QUESTIONE DI FEELING. A Roma, Totti ne esalta la qualità tecnica, Alenichev è uno di quei giocatori che con la palla potrebbe fare quel che vuole. Funziona anche la prima partita al fianco di Montella, che con il russo si trova a occhi chiusi. In giallorosso segna complessivamente quattro gol in Coppa Uefa, compresa la tripletta nel 7-0 al Vitoria Setubal nel 1999 che rimane la più larga vittoria europea della Roma, uno in Coppa Italia e due in campionato. Ma il primo cambia la storia di una partita memorabile, che fa emozionare perfino Zeman. «Ho visto la Roma più bella dell’anno, nella prima mezz’ora è stata perfetta – dirà il tecnico –. Forse è stata la partita più coinvolgente della mia gestione». All’Olimpico, contro la Fiorentina, in nove contro dieci dopo le espulsioni di Di Biagio e Candela, al minuto 89 si scatena un finale da romanzo. Bartelt, con quel volto da fotoromanzo, vede il russo al centro dell’area: Padalino è in ritardo, il pareggio è servito. Non contento, l’argentino farà segnare anche Totti per il gol della vittoria.

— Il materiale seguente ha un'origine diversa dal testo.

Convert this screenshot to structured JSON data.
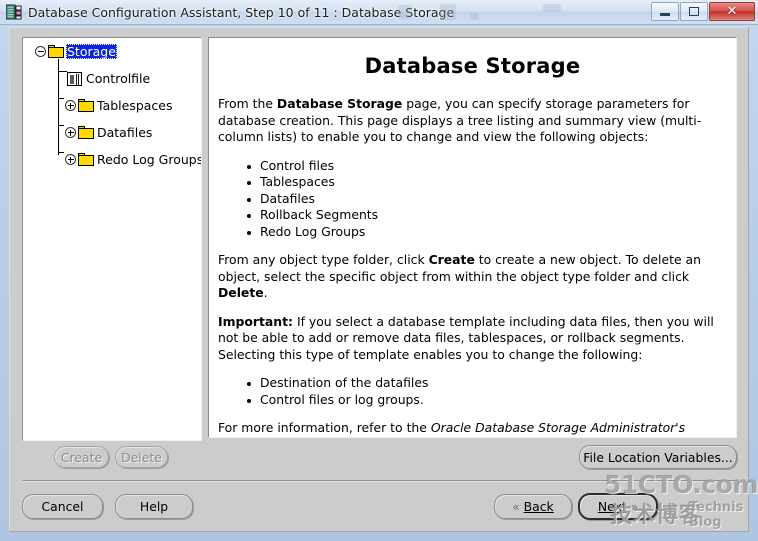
{
  "window": {
    "title": "Database Configuration Assistant, Step 10 of 11 : Database Storage",
    "icon": "database-app-icon",
    "controls": {
      "minimize": "–",
      "maximize": "□",
      "close": "✕"
    }
  },
  "tree": {
    "nodes": [
      {
        "label": "Storage",
        "icon": "folder-icon",
        "expander": "minus-expander-icon",
        "selected": true,
        "depth": 0
      },
      {
        "label": "Controlfile",
        "icon": "controlfile-icon",
        "expander": "none",
        "selected": false,
        "depth": 1
      },
      {
        "label": "Tablespaces",
        "icon": "folder-icon",
        "expander": "plus-expander-icon",
        "selected": false,
        "depth": 1
      },
      {
        "label": "Datafiles",
        "icon": "folder-icon",
        "expander": "plus-expander-icon",
        "selected": false,
        "depth": 1
      },
      {
        "label": "Redo Log Groups",
        "icon": "folder-icon",
        "expander": "plus-expander-icon",
        "selected": false,
        "depth": 1
      }
    ]
  },
  "content": {
    "title": "Database Storage",
    "paragraph1_prefix": "From the ",
    "paragraph1_bold": "Database Storage",
    "paragraph1_suffix": " page, you can specify storage parameters for database creation. This page displays a tree listing and summary view (multi-column lists) to enable you to change and view the following objects:",
    "object_list": [
      "Control files",
      "Tablespaces",
      "Datafiles",
      "Rollback Segments",
      "Redo Log Groups"
    ],
    "paragraph2_part1": "From any object type folder, click ",
    "paragraph2_bold1": "Create",
    "paragraph2_part2": " to create a new object. To delete an object, select the specific object from within the object type folder and click ",
    "paragraph2_bold2": "Delete",
    "paragraph2_part3": ".",
    "paragraph3_bold": "Important:",
    "paragraph3_text": " If you select a database template including data files, then you will not be able to add or remove data files, tablespaces, or rollback segments. Selecting this type of template enables you to change the following:",
    "change_list": [
      "Destination of the datafiles",
      "Control files or log groups."
    ],
    "paragraph4_prefix": "For more information, refer to the ",
    "paragraph4_italic": "Oracle Database Storage Administrator's Guide",
    "paragraph4_suffix": "."
  },
  "buttons": {
    "create": "Create",
    "delete": "Delete",
    "file_location_variables": "File Location Variables...",
    "cancel": "Cancel",
    "help": "Help",
    "back": "Back",
    "back_chevron": "«",
    "next": "Next",
    "next_chevron": "»"
  },
  "watermark": {
    "line1": "51CTO.com",
    "line2": "技术博客",
    "line3": "Technis Blog"
  },
  "colors": {
    "selection_blue": "#0b24d6",
    "folder_yellow": "#ffd900",
    "client_gray": "#cccccc",
    "panel_white": "#ffffff",
    "close_red": "#bd2f28"
  }
}
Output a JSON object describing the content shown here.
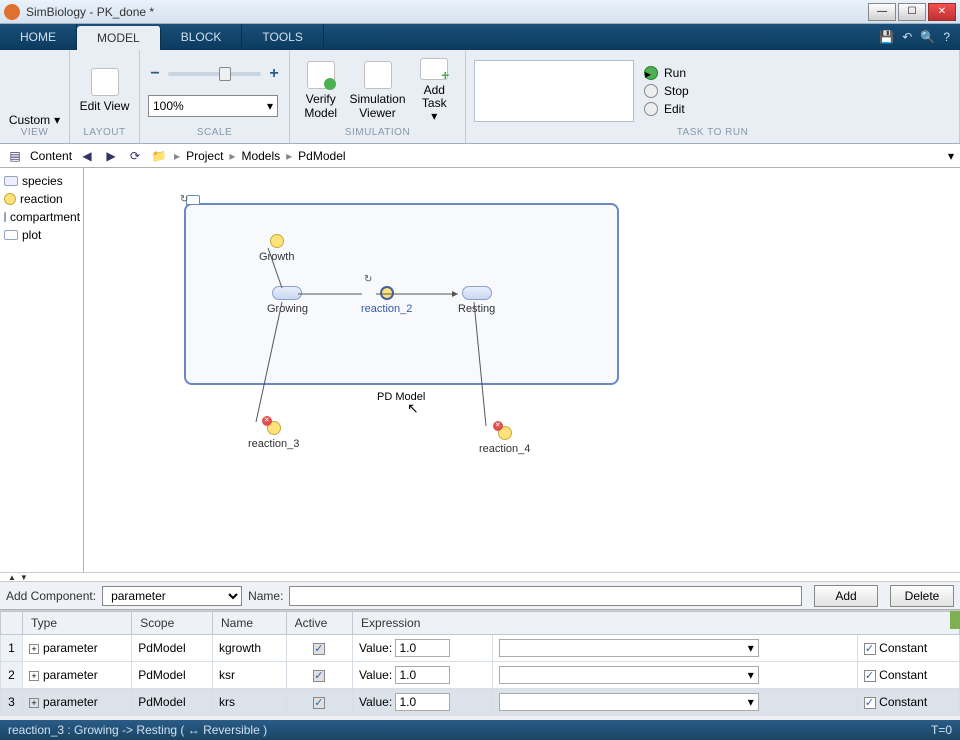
{
  "window": {
    "title": "SimBiology - PK_done *"
  },
  "tabs": {
    "home": "HOME",
    "model": "MODEL",
    "block": "BLOCK",
    "tools": "TOOLS"
  },
  "ribbon": {
    "view": {
      "custom": "Custom",
      "editview": "Edit View",
      "group": "VIEW"
    },
    "layout": {
      "group": "LAYOUT"
    },
    "scale": {
      "zoom": "100%",
      "group": "SCALE"
    },
    "simulation": {
      "verify": "Verify Model",
      "viewer": "Simulation Viewer",
      "addtask": "Add Task",
      "group": "SIMULATION"
    },
    "task": {
      "group": "TASK TO RUN",
      "run": "Run",
      "stop": "Stop",
      "edit": "Edit"
    }
  },
  "toolbar": {
    "content": "Content",
    "bc1": "Project",
    "bc2": "Models",
    "bc3": "PdModel"
  },
  "palette": {
    "species": "species",
    "reaction": "reaction",
    "compartment": "compartment",
    "plot": "plot"
  },
  "diagram": {
    "compartment_label": "PD Model",
    "growth": "Growth",
    "growing": "Growing",
    "reaction2": "reaction_2",
    "resting": "Resting",
    "reaction3": "reaction_3",
    "reaction4": "reaction_4"
  },
  "addrow": {
    "label": "Add Component:",
    "type": "parameter",
    "name_label": "Name:",
    "add": "Add",
    "delete": "Delete"
  },
  "table": {
    "headers": {
      "type": "Type",
      "scope": "Scope",
      "name": "Name",
      "active": "Active",
      "expression": "Expression"
    },
    "rows": [
      {
        "n": "1",
        "type": "parameter",
        "scope": "PdModel",
        "name": "kgrowth",
        "value_label": "Value:",
        "value": "1.0",
        "const": "Constant"
      },
      {
        "n": "2",
        "type": "parameter",
        "scope": "PdModel",
        "name": "ksr",
        "value_label": "Value:",
        "value": "1.0",
        "const": "Constant"
      },
      {
        "n": "3",
        "type": "parameter",
        "scope": "PdModel",
        "name": "krs",
        "value_label": "Value:",
        "value": "1.0",
        "const": "Constant"
      }
    ]
  },
  "status": {
    "left": "reaction_3 : Growing -> Resting ( ↔ Reversible )",
    "right": "T=0"
  }
}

RECORD CON MOU. Dopo le 7 reti in 43 presenze, nel gennaio del 2000 viene ceduto al Perugia in cambio del giapponese Nakata. In Umbria si ripete la storia vissuta a Roma, ma il futuro ha in serbo per lui un incontro decisivo con José Mourinho. Al Porto vive due stagioni storiche. Diventa il primo calciatore russo a conquistare Coppa Uefa e Champions League, e da protagonista assoluto. Segna il secondo gol contro il Celtic, su passaggio di Deco, e chiude il 3-0 al Monaco con un tiro al volo sul cross deviato di Derlei. È il terzo giocatore dopo Ronald Koeman e Ronaldo a segnare in due finali consecutive di due diverse coppe europee. Ma il finale di carriera vuole celebrarlo a casa, allo Spartak Mosca, la squadra per cui tifava da bambino.